Она перешла в правый ряд и почему-то поехала медленно, стараясь держаться далеко от других машин.

- Говорят, "Веч.Бес" не сможет обеспечить всех биомассой, - сказала она, - тебе эликсир достанет Грег. У меня все на мази.

Саша заметил, что в отличие от Грега и Кэти, Сюзи сама заговорила на эту тему, поэтому, он без обиняков спросил:

- Как тебе нравится поедание эмбрионов?

- Ты опять недоволен? Собрались компетентные люди: судьи, члены Правительства, врачи и приняли закон о человеческом материале.

- А что говорит твой внутренний закон?

- То же, что и внешний: что не запрещено, то можно. Человек должен руководствоваться законами, а не понятиями.

Сюзи уверенно вела машину, уперевшись в руль вытянутыми руками. Пальцы у нее белые, руки нежные, так же, как ее благодатное, ухоженное тело. Саша расстроенно почувствовал, что он всегда получает от нее верхний слой правды, но, как мужчина, не может прорваться к ее женской сущности, хотя, казалось бы, вот она, - трепетная и притягательная - лежит на поверхности. "Ты съешь своих детей, Сюзи, - подумал он, - и станешь прекрасна, как бессмертные боги..." - он вспомнил, как женщины на экранах телевизоров откручивали и приставляли к себе самые красивые губы и глаза.

- А если у тебя по ошибке родится ребенок? - Саша, не отрываясь, рассматривал ее пухлые губы. - Он увидит, что все вокруг пожирают своих детей и однажды спросит тебя не про аиста и капусту, а как получилось, что ты, мама, не съела меня? - что ты ему ответишь?

- Я не буду сдавать эмбрионов, - поморщилась Сюзи. - Думаю, это аморально.

Он удивился:

- А есть - не аморально?

- Женщины часто непоследовательны. Они говорят, что хотят быть юными и даже готовы пожертвовать своими детьми, а на самом деле, они хотят денег.

- Ты не будешь сдавать, потому что у тебя есть деньги? - догадался Саша.

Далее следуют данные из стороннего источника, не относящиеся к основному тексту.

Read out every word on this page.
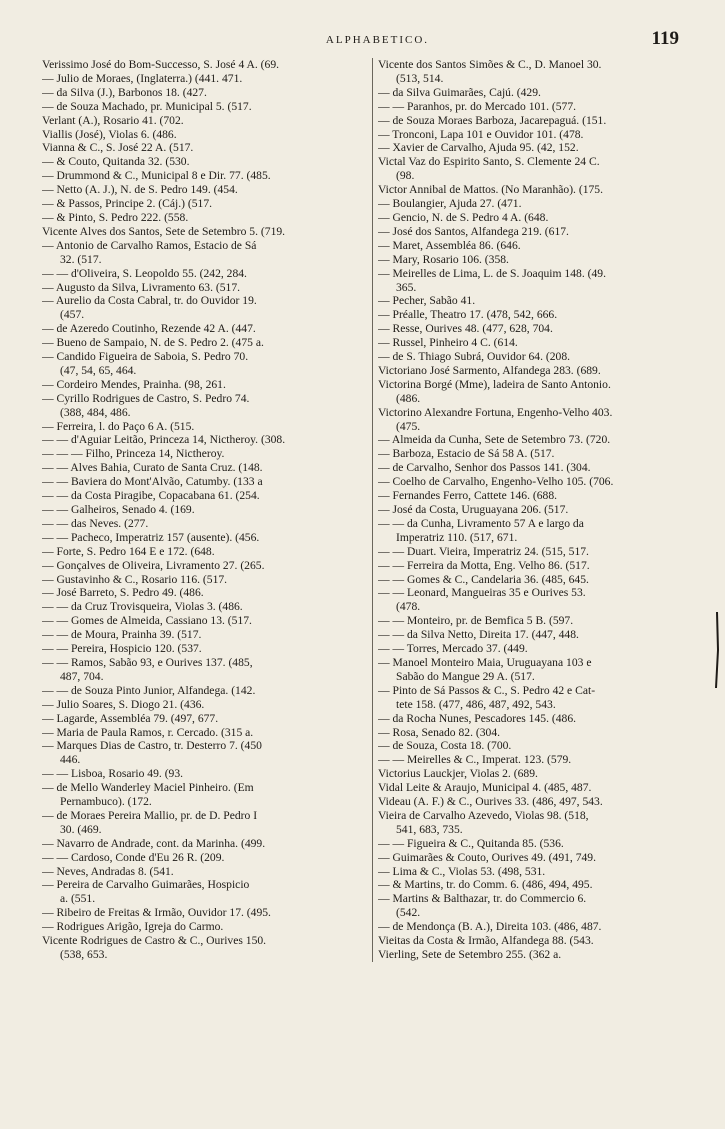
ALPHABETICO.	119
Verissimo José do Bom-Successo, S. José 4 A. (69.
— Julio de Moraes, (Inglaterra.) (441. 471.
— da Silva (J.), Barbonos 18. (427.
— de Souza Machado, pr. Municipal 5. (517.
Verlant (A.), Rosario 41. (702.
Viallis (José), Violas 6. (486.
Vianna & C., S. José 22 A. (517.
— & Couto, Quitanda 32. (530.
— Drummond & C., Municipal 8 e Dir. 77. (485.
— Netto (A. J.), N. de S. Pedro 149. (454.
— & Passos, Principe 2. (Cáj.) (517.
— & Pinto, S. Pedro 222. (558.
Vicente Alves dos Santos, Sete de Setembro 5. (719.
— Antonio de Carvalho Ramos, Estacio de Sá
32. (517.
— — d'Oliveira, S. Leopoldo 55. (242, 284.
— Augusto da Silva, Livramento 63. (517.
— Aurelio da Costa Cabral, tr. do Ouvidor 19.
(457.
— de Azeredo Coutinho, Rezende 42 A. (447.
— Bueno de Sampaio, N. de S. Pedro 2. (475 a.
— Candido Figueira de Saboia, S. Pedro 70.
(47, 54, 65, 464.
— Cordeiro Mendes, Prainha. (98, 261.
— Cyrillo Rodrigues de Castro, S. Pedro 74.
(388, 484, 486.
— Ferreira, l. do Paço 6 A. (515.
— — d'Aguiar Leitão, Princeza 14, Nictheroy. (308.
— — — Filho, Princeza 14, Nictheroy.
— — Alves Bahia, Curato de Santa Cruz. (148.
— — Baviera do Mont'Alvão, Catumby. (133 a
— — da Costa Piragibe, Copacabana 61. (254.
— — Galheiros, Senado 4. (169.
— — das Neves. (277.
— — Pacheco, Imperatriz 157 (ausente). (456.
— Forte, S. Pedro 164 E e 172. (648.
— Gonçalves de Oliveira, Livramento 27. (265.
— Gustavinho & C., Rosario 116. (517.
— José Barreto, S. Pedro 49. (486.
— — da Cruz Trovisqueira, Violas 3. (486.
— — Gomes de Almeida, Cassiano 13. (517.
— — de Moura, Prainha 39. (517.
— — Pereira, Hospicio 120. (537.
— — Ramos, Sabão 93, e Ourives 137. (485,
487, 704.
— — de Souza Pinto Junior, Alfandega. (142.
— Julio Soares, S. Diogo 21. (436.
— Lagarde, Assembléa 79. (497, 677.
— Maria de Paula Ramos, r. Cercado. (315 a.
— Marques Dias de Castro, tr. Desterro 7. (450
446.
— — Lisboa, Rosario 49. (93.
— de Mello Wanderley Maciel Pinheiro. (Em
Pernambuco). (172.
— de Moraes Pereira Mallio, pr. de D. Pedro I
30. (469.
— Navarro de Andrade, cont. da Marinha. (499.
— — Cardoso, Conde d'Eu 26 R. (209.
— Neves, Andradas 8. (541.
— Pereira de Carvalho Guimarães, Hospicio
a. (551.
— Ribeiro de Freitas & Irmão, Ouvidor 17. (495.
— Rodrigues Arigão, Igreja do Carmo.
Vicente Rodrigues de Castro & C., Ourives 150.
(538, 653.
Vicente dos Santos Simões & C., D. Manoel 30.
(513, 514.
— da Silva Guimarães, Cajú. (429.
— — Paranhos, pr. do Mercado 101. (577.
— de Souza Moraes Barboza, Jacarepaguá. (151.
— Tronconi, Lapa 101 e Ouvidor 101. (478.
— Xavier de Carvalho, Ajuda 95. (42, 152.
Victal Vaz do Espirito Santo, S. Clemente 24 C.
(98.
Victor Annibal de Mattos. (No Maranhão). (175.
— Boulangier, Ajuda 27. (471.
— Gencio, N. de S. Pedro 4 A. (648.
— José dos Santos, Alfandega 219. (617.
— Maret, Assembléa 86. (646.
— Mary, Rosario 106. (358.
— Meirelles de Lima, L. de S. Joaquim 148. (49.
365.
— Pecher, Sabão 41.
— Préalle, Theatro 17. (478, 542, 666.
— Resse, Ourives 48. (477, 628, 704.
— Russel, Pinheiro 4 C. (614.
— de S. Thiago Subrá, Ouvidor 64. (208.
Victoriano José Sarmento, Alfandega 283. (689.
Victorina Borgé (Mme), ladeira de Santo Antonio.
(486.
Victorino Alexandre Fortuna, Engenho-Velho 403.
(475.
— Almeida da Cunha, Sete de Setembro 73. (720.
— Barboza, Estacio de Sá 58 A. (517.
— de Carvalho, Senhor dos Passos 141. (304.
— Coelho de Carvalho, Engenho-Velho 105. (706.
— Fernandes Ferro, Cattete 146. (688.
— José da Costa, Uruguayana 206. (517.
— — da Cunha, Livramento 57 A e largo da
Imperatriz 110. (517, 671.
— — Duart. Vieira, Imperatriz 24. (515, 517.
— — Ferreira da Motta, Eng. Velho 86. (517.
— — Gomes & C., Candelaria 36. (485, 645.
— — Leonard, Mangueiras 35 e Ourives 53.
(478.
— — Monteiro, pr. de Bemfica 5 B. (597.
— — da Silva Netto, Direita 17. (447, 448.
— — Torres, Mercado 37. (449.
— Manoel Monteiro Maia, Uruguayana 103 e
Sabão do Mangue 29 A. (517.
— Pinto de Sá Passos & C., S. Pedro 42 e Cat-
tete 158. (477, 486, 487, 492, 543.
— da Rocha Nunes, Pescadores 145. (486.
— Rosa, Senado 82. (304.
— de Souza, Costa 18. (700.
— — Meirelles & C., Imperat. 123. (579.
Victorius Lauckjer, Violas 2. (689.
Vidal Leite & Araujo, Municipal 4. (485, 487.
Videau (A. F.) & C., Ourives 33. (486, 497, 543.
Vieira de Carvalho Azevedo, Violas 98. (518,
541, 683, 735.
— — Figueira & C., Quitanda 85. (536.
— Guimarães & Couto, Ourives 49. (491, 749.
— Lima & C., Violas 53. (498, 531.
— & Martins, tr. do Comm. 6. (486, 494, 495.
— Martins & Balthazar, tr. do Commercio 6.
(542.
— de Mendonça (B. A.), Direita 103. (486, 487.
Vieitas da Costa & Irmão, Alfandega 88. (543.
Vierling, Sete de Setembro 255. (362 a.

- Да. Я не пошла бы работать поломойкой, но кто-то должен выполнять эту работу. Я не могу прожить без уборщицы, но это не значит, что я считаю ее себе ровней. Бедность делает женщину порочной, вот взять твою Кэти - ведь она тоже этим займется - из твоих "подарков"?

Саша взбесился, он не подумал, что она, может быть, его ревнует:

- Жизнь человека - живая ткань, а у тебя торчат железки конструкций и строятся, как леса! Они возведены в твоей голове на много лет вперед! Почему ты подавила эмоциональную часть души?

- Саша, - ответила она с полным самообладанием, - у тебя нет ни одного логического возражения, почему нельзя есть эмбрионов.

- Детей! - крикнул он.

- Недоделанный материал. Ради бессмертия, которого хочет каждый.

Саша замолчал. Он подумал, что ее позиция до основания прагматическая, но в ней нет цинизма, грязи нет. А Кэти сначала скромничала, а потом обвалилась в пошлость, цинизм. И всегда в Кэти и в русских грань эта очень тонкая... Может, поэтому в великодержавном языке слова "пошлость" не существует, а в русском так часто используется?..

Сюзи еще больше сбросила скорость, они ехали около тридцати километров в час. Он спросил, почему так медленно? Она ответила в том смысле, что теперь, когда она будет вечно молодой, глупо разбиться в автокатастрофе - ведь от аварии или кирпича с крыши омоложение не предохраняет. Зато теперь не надо торопиться с рождением детей, размышляла она, их можно завести, когда это удобно ей. Она не боится старости и построит свою жизнь так, как хочет она, а не так, как заставляло ее убегающее время.

- Бог дал человеку науку, чтобы он совершенствовал мир и уподобился в этом Господу Богу самому, - заключила она.

- Ну да... - пробормотал Саша, - поел Бог Адама и Еву, и весь мир, что он создал за семь дней, и свет, и тьму, и через то стал бессмертным...

- Ты не имеешь права осуждать меня, - сказал Сюзи. - Может быть, сейчас ты не хочешь есть эмбрионов, но потом ты будешь делать, как я.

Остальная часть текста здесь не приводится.